También hay razones generacionales detrás de todo esto: Lula tiene 78 años y AMLO 70, y ambos crecieron en una época en la que mostrar debilidad y reconocer los errores no se consideraban rasgos masculinos deseables. Para líderes orgullosos como ellos —y para una gran parte de sus seguidores que valoran las reacciones del tipo “decir las cosas como son”— la terquedad es una virtud, no una desventaja.
Pero sí hay caminos alternativos. Analicemos el caso del presidente chileno, Gabriel Boric, un izquierdista de 38 años que no ha tenido reparos en diferenciarse de la vieja guardia progresista de la región.
Según el analista político Gonzalo Valdés, de la Universidad Andrés Bello, Boric se ha disculpado al menos ocho veces durante su presidencia, por todo, desde el intento fallido de reescribir la Constitución hasta la dura evaluación que hizo cuando era diputado de Sebastián Piñera, su predecesor de derecha que falleció trágicamente en un accidente de helicóptero a principios de este mes. Este enfoque ha sido tan inusual que la prensa chilena lo llamó “política de mea culpa”.
La estrategia no está exenta de riesgos. Para empezar, como señala Valdés, puede confundir a los votantes. Pero como también sostiene Valdés, ha permitido a Boric reposicionar su Gobierno. “Ha cambiado mucho y se ha dado cuenta de que las cosas son muy difíciles cuando uno está en el Gobierno. Hay muchos problemas y hay que ser realista”, me comentó.

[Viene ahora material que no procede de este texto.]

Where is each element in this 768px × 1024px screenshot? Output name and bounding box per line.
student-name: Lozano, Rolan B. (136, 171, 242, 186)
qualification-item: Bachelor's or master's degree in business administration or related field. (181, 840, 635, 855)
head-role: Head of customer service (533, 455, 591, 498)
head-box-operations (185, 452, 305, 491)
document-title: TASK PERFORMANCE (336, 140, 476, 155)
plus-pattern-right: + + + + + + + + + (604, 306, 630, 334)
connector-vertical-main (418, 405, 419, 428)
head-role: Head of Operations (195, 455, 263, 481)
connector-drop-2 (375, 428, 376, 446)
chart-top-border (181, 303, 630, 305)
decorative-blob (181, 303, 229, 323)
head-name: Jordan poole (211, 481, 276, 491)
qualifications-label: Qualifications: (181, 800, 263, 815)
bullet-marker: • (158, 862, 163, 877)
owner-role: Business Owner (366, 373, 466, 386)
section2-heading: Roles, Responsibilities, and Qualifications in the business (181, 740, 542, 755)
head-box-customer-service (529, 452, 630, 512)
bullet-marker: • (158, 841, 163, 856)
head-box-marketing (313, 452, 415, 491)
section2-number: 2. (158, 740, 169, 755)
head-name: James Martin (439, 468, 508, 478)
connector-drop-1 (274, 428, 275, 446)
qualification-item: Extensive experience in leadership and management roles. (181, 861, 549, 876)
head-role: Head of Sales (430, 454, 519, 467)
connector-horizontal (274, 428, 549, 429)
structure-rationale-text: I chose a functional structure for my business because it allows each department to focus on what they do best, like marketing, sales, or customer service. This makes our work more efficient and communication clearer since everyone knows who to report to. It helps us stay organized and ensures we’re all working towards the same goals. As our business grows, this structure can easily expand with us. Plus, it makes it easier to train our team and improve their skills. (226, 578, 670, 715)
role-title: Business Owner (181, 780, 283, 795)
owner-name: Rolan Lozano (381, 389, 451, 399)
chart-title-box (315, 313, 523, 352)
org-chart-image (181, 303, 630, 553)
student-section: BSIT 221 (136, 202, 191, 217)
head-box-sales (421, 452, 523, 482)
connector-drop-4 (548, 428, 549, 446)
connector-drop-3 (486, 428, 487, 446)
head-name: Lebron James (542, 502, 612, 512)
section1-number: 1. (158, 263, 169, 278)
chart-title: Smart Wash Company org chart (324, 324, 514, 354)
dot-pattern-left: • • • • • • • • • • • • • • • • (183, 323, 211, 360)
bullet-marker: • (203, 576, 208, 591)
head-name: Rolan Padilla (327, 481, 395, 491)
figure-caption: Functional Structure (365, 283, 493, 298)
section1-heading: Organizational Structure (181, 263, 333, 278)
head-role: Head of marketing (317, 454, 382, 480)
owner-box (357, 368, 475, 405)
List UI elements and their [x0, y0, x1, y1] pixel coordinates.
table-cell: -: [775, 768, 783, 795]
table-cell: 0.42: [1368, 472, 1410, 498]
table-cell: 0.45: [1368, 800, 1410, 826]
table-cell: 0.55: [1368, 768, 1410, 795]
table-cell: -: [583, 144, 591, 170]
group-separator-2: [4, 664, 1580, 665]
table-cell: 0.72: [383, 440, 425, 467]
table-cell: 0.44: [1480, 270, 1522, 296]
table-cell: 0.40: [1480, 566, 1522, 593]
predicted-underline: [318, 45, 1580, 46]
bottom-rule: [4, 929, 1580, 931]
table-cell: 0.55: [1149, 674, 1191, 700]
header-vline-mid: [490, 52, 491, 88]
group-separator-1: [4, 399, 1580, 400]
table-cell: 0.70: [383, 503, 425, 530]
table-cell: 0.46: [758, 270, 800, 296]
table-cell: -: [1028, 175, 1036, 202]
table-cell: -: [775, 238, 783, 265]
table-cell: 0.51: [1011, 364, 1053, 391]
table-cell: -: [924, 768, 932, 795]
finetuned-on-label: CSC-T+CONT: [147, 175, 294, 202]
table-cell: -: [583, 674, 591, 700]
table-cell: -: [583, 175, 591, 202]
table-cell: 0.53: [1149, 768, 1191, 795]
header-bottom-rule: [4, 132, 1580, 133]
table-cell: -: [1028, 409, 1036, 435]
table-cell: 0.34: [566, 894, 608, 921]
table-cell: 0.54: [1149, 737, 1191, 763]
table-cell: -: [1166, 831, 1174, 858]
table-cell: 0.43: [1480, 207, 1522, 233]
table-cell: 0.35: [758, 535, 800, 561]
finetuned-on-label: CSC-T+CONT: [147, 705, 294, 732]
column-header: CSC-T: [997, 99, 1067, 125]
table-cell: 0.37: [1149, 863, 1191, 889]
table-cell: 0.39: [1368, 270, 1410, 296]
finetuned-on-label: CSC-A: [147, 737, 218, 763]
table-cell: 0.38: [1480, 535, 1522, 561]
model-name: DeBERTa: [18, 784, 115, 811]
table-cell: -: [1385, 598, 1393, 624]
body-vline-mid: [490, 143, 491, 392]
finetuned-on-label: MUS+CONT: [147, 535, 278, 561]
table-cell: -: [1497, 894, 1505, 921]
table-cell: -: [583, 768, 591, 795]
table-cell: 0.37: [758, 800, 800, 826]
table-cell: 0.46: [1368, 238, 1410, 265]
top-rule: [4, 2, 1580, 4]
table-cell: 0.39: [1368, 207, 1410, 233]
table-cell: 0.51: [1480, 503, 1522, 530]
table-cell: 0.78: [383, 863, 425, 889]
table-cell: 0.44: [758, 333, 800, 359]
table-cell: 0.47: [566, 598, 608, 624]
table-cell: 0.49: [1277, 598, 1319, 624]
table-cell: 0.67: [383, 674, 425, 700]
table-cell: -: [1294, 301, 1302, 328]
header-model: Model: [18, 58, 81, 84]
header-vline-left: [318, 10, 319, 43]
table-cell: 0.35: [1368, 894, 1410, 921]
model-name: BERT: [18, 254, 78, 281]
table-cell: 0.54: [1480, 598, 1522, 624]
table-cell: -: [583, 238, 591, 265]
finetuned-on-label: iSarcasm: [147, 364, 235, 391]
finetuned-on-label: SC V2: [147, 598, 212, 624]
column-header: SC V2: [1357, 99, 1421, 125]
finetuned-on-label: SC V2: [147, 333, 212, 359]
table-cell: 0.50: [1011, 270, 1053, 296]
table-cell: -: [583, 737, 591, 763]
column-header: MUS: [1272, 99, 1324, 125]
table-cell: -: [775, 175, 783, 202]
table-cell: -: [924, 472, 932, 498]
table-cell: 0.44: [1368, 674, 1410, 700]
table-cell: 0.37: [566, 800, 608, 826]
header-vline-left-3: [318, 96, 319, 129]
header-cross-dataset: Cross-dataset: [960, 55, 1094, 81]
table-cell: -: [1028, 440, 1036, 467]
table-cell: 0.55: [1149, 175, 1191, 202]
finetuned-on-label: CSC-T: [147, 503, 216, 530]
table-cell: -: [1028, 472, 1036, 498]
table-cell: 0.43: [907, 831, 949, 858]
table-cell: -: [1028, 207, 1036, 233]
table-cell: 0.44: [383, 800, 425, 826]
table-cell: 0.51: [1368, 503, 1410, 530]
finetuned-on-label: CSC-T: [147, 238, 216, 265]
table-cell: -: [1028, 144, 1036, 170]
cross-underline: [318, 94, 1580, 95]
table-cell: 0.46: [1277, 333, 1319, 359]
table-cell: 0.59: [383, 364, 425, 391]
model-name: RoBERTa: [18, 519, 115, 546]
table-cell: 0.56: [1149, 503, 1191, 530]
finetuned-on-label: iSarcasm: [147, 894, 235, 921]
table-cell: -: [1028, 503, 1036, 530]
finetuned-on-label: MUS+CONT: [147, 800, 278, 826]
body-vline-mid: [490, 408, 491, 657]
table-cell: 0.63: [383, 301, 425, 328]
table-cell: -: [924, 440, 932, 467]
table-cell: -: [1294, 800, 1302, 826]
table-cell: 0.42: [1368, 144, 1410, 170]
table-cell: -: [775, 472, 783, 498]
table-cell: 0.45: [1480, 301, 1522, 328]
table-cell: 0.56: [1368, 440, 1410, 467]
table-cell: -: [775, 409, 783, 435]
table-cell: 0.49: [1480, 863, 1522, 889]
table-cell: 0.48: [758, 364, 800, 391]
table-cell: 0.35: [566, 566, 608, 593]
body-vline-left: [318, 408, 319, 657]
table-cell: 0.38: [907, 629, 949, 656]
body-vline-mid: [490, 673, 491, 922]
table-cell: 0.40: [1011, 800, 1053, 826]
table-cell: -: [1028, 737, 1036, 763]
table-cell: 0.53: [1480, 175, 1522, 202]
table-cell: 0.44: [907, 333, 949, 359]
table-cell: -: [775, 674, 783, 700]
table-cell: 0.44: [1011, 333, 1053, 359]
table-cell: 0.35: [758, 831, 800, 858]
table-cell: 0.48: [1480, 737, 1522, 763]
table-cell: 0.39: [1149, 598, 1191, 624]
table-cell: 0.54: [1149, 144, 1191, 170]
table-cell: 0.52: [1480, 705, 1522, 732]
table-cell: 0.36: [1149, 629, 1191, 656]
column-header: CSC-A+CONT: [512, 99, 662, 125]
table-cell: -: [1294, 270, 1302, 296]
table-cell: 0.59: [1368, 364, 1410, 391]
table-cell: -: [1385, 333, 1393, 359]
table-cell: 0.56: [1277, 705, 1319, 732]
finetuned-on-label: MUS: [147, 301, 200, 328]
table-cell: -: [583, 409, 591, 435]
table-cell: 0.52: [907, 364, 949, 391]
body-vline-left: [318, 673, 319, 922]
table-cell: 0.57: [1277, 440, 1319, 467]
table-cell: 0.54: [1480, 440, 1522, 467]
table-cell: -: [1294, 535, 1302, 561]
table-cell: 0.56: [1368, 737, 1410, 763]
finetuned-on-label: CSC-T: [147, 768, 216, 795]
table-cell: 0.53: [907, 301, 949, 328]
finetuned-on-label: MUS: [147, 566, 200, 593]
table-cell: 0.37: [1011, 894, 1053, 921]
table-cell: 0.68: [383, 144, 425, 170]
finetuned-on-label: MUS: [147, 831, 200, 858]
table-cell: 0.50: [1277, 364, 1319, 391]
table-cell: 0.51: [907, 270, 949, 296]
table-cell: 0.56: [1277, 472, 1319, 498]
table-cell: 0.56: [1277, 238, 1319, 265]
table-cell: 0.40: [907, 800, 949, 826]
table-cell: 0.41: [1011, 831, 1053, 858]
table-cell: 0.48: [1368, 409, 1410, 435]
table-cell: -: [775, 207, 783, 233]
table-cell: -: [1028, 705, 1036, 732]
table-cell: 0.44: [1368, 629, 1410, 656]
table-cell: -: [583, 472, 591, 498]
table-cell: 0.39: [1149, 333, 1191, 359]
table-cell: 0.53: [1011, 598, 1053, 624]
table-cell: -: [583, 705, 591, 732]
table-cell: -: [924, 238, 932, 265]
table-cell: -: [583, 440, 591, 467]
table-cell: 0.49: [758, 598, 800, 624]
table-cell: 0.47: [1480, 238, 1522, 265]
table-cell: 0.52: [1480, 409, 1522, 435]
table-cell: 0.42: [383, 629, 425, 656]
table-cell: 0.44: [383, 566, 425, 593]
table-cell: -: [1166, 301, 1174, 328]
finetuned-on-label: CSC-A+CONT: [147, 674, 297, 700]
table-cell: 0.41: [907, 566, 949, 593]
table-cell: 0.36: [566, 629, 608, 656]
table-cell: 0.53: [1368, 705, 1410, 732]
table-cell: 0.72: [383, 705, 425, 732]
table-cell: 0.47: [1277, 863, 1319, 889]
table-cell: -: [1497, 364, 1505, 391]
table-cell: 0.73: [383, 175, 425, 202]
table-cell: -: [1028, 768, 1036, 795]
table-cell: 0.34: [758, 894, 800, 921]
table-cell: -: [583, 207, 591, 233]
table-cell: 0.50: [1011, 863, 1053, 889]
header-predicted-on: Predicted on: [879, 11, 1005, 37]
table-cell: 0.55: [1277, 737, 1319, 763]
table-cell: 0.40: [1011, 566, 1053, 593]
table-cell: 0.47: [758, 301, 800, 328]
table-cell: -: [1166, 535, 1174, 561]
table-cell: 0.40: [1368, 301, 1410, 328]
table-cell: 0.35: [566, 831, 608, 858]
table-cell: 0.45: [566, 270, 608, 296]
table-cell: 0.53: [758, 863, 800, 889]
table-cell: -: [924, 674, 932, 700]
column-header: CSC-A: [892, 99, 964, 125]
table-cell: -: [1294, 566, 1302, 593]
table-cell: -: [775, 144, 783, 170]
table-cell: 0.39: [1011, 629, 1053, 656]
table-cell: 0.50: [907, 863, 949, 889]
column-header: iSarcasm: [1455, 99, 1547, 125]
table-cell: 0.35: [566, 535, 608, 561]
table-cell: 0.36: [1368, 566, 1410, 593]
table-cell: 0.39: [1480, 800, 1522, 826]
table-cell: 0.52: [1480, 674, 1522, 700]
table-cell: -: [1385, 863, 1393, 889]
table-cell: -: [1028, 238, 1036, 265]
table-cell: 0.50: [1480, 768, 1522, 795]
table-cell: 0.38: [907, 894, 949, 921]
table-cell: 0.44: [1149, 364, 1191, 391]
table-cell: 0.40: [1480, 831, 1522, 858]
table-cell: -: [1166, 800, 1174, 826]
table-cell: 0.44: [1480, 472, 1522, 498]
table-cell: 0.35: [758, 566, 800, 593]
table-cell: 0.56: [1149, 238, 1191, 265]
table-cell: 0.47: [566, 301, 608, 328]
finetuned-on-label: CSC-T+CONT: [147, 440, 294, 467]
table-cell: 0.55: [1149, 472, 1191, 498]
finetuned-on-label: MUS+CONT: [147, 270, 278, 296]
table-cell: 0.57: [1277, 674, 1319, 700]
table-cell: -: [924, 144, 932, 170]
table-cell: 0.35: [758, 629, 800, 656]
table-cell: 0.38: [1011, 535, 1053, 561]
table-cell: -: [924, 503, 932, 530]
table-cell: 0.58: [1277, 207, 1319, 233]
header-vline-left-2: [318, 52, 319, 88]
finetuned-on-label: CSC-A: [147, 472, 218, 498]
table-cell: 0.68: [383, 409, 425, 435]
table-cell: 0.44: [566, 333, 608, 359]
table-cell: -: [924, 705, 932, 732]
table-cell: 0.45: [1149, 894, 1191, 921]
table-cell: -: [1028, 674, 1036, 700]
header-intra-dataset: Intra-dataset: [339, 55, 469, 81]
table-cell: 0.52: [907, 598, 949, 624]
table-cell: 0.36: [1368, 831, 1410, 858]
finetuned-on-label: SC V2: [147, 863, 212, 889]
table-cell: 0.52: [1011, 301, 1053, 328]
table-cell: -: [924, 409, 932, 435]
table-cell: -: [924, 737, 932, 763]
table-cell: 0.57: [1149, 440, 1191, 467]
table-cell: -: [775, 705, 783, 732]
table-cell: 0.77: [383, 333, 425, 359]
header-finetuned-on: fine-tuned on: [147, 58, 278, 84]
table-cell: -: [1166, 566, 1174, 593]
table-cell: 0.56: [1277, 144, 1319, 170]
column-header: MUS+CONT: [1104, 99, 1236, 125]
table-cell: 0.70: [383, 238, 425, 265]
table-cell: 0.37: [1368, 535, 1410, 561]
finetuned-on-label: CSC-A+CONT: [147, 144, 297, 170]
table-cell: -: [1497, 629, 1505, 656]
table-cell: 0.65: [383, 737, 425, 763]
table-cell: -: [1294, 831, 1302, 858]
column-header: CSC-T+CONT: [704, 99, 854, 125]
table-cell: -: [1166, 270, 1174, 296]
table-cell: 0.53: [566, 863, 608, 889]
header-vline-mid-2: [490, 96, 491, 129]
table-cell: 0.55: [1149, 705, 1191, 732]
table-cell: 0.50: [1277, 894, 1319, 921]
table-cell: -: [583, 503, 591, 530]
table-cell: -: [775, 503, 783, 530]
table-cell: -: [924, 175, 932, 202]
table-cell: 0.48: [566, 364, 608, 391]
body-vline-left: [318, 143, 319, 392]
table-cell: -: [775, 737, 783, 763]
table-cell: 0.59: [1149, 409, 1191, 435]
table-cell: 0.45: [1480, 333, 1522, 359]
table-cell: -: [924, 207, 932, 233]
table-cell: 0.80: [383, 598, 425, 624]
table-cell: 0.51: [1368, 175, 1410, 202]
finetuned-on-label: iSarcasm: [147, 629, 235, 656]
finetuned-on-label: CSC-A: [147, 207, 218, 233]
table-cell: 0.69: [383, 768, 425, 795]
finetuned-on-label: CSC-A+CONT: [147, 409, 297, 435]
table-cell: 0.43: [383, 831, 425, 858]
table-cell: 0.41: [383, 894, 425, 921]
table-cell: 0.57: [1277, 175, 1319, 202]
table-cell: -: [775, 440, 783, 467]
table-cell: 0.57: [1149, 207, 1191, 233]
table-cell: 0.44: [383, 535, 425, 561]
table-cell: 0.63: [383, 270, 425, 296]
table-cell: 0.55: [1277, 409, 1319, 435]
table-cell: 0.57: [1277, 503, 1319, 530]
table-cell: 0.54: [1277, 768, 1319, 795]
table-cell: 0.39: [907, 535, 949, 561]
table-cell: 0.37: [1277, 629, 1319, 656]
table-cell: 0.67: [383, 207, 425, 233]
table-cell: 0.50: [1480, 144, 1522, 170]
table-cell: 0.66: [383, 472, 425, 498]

Tras sufrir el desplome de sus índices de aprobación al principio de su mandato, Boric ha intentado mostrarse más humano y cercano al chileno común. Hasta ahora, esto solo se ha traducido en una ligera mejora de su popularidad: solo el 35% de los chilenos aprueba la gestión de Boric, frente al 61% que la desaprueba, según una encuesta Cadem publicada el 25 de febrero. Pero esa evaluación neta (-26 puntos) es superior a la que tenían sus antecesores Piñera y Michelle Bachelet en un momento similar de Gobierno.
“Boric muestra pragmatismo ideológico”, afirma Guillermo Holzmann, analista político de Santiago. “Es muy representativo de su generación, comparado con Lula o AMLO, que están al final de su vida política”.
Independientemente de las peculiaridades de cada caso, Lula y AMLO, que son más populares, tienen más experiencia y lideran coaliciones más cohesionadas que Boric, tenían el capital político para desescalar sus respectivas situaciones. Deberían seguir el ejemplo de Boric y darse cuenta de que mostrar un poco de humanidad y sentido común no dañaría su reputación como figuras históricas de la izquierda. Y al atenuar la polarización tóxica, podrían incluso hacer un favor a sus propios países.